Open luser opened 4 years ago
@luser do you know how can I add any of these emojis you mentioned above to the project?
@luser do you know how can I add any of these emojis you mentioned above to the project?
I think it'd be a little bit of work. You'd have to take the vector versions of the emoji assets from one of them and split out the pieces corresponding to what this project wants, which is basically everything listed here: https://github.com/phlntn/emojibuilder/blob/master/src/assets.js
You'd have to write each piece into a png file as public/assets/<name>.png
in this repo, so like public/assets/face_base.png
for the base face shape.
I was hoping you don't say that 😄
what a pity 😮
Hi there @luser ! I know it's been forever since you raised this issue, but I followed your recommendations and created vectors for all of the emoji parts and saved pngs in the assets folder. The app is still stuck on the loading screen on my end though and I can't figure out why.
@luser do you know how can I add any of these emojis you mentioned above to the project?

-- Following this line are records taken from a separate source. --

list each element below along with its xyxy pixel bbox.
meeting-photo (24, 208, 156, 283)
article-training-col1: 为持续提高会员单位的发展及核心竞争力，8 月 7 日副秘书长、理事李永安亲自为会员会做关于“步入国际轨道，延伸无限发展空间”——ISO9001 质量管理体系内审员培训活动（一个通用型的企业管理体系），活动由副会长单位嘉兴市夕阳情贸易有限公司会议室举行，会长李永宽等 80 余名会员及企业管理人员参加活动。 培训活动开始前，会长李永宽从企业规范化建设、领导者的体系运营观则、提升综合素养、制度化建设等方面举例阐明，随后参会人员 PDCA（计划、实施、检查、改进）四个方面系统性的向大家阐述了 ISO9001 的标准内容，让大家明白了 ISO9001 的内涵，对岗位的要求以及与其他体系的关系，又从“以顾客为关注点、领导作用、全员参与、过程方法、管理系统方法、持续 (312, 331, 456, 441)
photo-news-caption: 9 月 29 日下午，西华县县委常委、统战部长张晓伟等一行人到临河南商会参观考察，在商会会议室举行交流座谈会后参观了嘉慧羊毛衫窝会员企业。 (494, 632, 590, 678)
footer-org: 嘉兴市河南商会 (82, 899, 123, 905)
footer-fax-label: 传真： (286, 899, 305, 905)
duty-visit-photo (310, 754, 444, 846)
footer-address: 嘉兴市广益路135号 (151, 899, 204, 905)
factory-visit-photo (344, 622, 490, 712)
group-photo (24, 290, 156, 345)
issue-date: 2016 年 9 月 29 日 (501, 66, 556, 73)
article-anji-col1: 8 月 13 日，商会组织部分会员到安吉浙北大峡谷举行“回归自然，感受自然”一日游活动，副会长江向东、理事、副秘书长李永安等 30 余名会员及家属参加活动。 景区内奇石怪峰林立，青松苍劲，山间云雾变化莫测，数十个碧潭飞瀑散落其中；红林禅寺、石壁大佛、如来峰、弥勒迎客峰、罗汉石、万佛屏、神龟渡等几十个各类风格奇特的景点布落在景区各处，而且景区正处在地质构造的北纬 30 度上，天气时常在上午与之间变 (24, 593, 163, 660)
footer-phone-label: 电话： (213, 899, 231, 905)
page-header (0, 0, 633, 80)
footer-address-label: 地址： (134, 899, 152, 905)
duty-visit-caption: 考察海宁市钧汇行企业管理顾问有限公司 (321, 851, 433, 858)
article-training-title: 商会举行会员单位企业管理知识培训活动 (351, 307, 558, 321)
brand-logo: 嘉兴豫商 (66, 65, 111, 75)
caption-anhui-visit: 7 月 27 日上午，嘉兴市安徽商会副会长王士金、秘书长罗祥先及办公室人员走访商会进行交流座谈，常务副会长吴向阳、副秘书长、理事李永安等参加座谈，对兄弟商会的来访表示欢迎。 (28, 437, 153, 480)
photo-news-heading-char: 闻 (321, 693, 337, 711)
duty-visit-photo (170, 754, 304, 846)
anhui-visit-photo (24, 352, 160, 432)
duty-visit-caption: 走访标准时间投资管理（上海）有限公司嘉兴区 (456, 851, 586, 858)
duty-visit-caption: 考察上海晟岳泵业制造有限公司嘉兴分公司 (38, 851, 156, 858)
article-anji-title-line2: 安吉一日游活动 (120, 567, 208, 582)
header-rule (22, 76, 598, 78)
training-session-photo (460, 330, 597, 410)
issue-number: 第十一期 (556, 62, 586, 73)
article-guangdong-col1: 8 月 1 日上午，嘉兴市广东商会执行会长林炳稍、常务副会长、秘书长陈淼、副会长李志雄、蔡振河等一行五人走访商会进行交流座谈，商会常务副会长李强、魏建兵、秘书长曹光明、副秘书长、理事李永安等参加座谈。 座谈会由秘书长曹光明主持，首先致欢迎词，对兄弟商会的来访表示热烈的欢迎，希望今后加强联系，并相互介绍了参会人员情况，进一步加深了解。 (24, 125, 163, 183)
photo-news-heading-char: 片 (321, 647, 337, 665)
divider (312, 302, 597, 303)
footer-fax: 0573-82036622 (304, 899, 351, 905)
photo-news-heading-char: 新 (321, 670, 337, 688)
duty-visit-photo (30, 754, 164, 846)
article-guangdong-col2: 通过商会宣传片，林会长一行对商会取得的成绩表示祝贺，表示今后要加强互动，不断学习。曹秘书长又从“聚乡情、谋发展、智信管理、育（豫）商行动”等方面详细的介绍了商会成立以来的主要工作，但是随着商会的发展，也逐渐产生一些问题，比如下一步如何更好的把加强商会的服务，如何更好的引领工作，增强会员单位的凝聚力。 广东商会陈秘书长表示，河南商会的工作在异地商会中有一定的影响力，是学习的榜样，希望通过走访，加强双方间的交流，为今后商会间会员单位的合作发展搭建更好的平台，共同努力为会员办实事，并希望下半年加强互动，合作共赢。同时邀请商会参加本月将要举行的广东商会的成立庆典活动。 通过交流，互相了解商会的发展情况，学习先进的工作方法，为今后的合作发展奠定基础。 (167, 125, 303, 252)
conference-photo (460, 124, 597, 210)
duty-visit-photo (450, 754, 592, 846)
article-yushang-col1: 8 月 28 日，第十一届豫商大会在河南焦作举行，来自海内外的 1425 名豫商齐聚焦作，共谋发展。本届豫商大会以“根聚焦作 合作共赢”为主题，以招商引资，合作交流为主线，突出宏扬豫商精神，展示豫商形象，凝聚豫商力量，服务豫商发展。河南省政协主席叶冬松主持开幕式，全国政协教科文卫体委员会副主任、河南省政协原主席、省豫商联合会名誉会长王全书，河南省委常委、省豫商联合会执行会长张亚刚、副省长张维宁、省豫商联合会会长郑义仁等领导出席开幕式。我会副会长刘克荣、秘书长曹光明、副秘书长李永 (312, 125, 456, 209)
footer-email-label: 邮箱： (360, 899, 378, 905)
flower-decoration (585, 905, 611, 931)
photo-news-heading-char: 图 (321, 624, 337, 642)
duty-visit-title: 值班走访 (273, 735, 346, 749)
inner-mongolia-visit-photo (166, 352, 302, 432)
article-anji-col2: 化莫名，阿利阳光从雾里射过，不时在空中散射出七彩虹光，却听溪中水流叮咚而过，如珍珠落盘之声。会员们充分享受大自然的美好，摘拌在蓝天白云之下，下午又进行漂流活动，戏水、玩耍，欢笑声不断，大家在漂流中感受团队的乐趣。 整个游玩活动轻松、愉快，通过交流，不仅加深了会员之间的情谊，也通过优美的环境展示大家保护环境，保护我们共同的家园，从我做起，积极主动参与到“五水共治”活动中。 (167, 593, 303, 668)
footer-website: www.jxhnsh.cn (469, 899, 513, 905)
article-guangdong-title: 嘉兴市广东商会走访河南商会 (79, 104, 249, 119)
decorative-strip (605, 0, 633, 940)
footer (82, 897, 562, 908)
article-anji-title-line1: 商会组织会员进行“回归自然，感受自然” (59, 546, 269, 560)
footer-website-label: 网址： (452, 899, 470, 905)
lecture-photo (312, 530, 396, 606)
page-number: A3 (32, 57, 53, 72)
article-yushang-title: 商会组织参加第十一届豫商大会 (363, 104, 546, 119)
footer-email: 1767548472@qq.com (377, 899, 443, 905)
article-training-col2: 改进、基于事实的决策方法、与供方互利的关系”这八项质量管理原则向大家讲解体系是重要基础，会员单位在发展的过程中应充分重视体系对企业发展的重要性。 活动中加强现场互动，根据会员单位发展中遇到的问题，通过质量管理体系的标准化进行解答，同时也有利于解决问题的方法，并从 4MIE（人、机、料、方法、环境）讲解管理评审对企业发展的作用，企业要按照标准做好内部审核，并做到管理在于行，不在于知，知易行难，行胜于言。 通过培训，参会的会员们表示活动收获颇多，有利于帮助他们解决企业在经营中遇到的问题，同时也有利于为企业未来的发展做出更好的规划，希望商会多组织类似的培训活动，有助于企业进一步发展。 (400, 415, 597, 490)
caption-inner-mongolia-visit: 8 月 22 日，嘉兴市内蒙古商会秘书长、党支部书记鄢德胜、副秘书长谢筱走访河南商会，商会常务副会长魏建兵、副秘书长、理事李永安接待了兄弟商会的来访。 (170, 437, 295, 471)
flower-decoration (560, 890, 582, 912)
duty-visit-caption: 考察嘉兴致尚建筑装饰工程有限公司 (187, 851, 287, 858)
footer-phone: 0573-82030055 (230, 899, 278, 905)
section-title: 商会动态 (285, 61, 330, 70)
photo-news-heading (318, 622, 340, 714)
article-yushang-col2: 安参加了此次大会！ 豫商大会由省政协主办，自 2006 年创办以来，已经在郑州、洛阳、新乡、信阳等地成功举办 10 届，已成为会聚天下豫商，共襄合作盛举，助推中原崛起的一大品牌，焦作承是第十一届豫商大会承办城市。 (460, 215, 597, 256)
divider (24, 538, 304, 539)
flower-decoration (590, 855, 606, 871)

I think it'd be a little bit of work. You'd have to take the vector versions of the emoji assets from one of them and split out the pieces corresponding to what this project wants, which is basically everything listed here: https://github.com/phlntn/emojibuilder/blob/master/src/assets.js
You'd have to write each piece into a png file as
public/assets/<name>.png
in this repo, so likepublic/assets/face_base.png
for the base face shape.
Figured I'd return since I've got the solution. After creating those vectors, you need to edit the path created in componentDidMount() in /src/App.js. You need to add "emojibuilder/" without the quotation marks at the front of the definition of the url contained within the promise. That looks like this for me:
return Promise.all(assets.map(asset => {
return new Promise((resolve, reject) => {
const url = `emojibuilder/${config.assetBasePath}/${asset.name}.png?v4`;
I played with this tool a while back and loved it, I'm sad to see that you had to take it offline. There are several open-source emoji sets that would be usable if you wanted to revive it in a copyright-friendly way.
Twitter's Twemoji set is one of the most popular and I've used it for a few things before. It's the emoji font they use for Twitter.
Google also has their Noto Color Emoji set which is the emoji font for Android.
There's OpenMoji which I'm not very familiar with but is CC-BY-4.0 licensed.
I believe there are a few others but the question is more to whether you'd be interested in pursuing this at all than which particular emoji set you ought to use.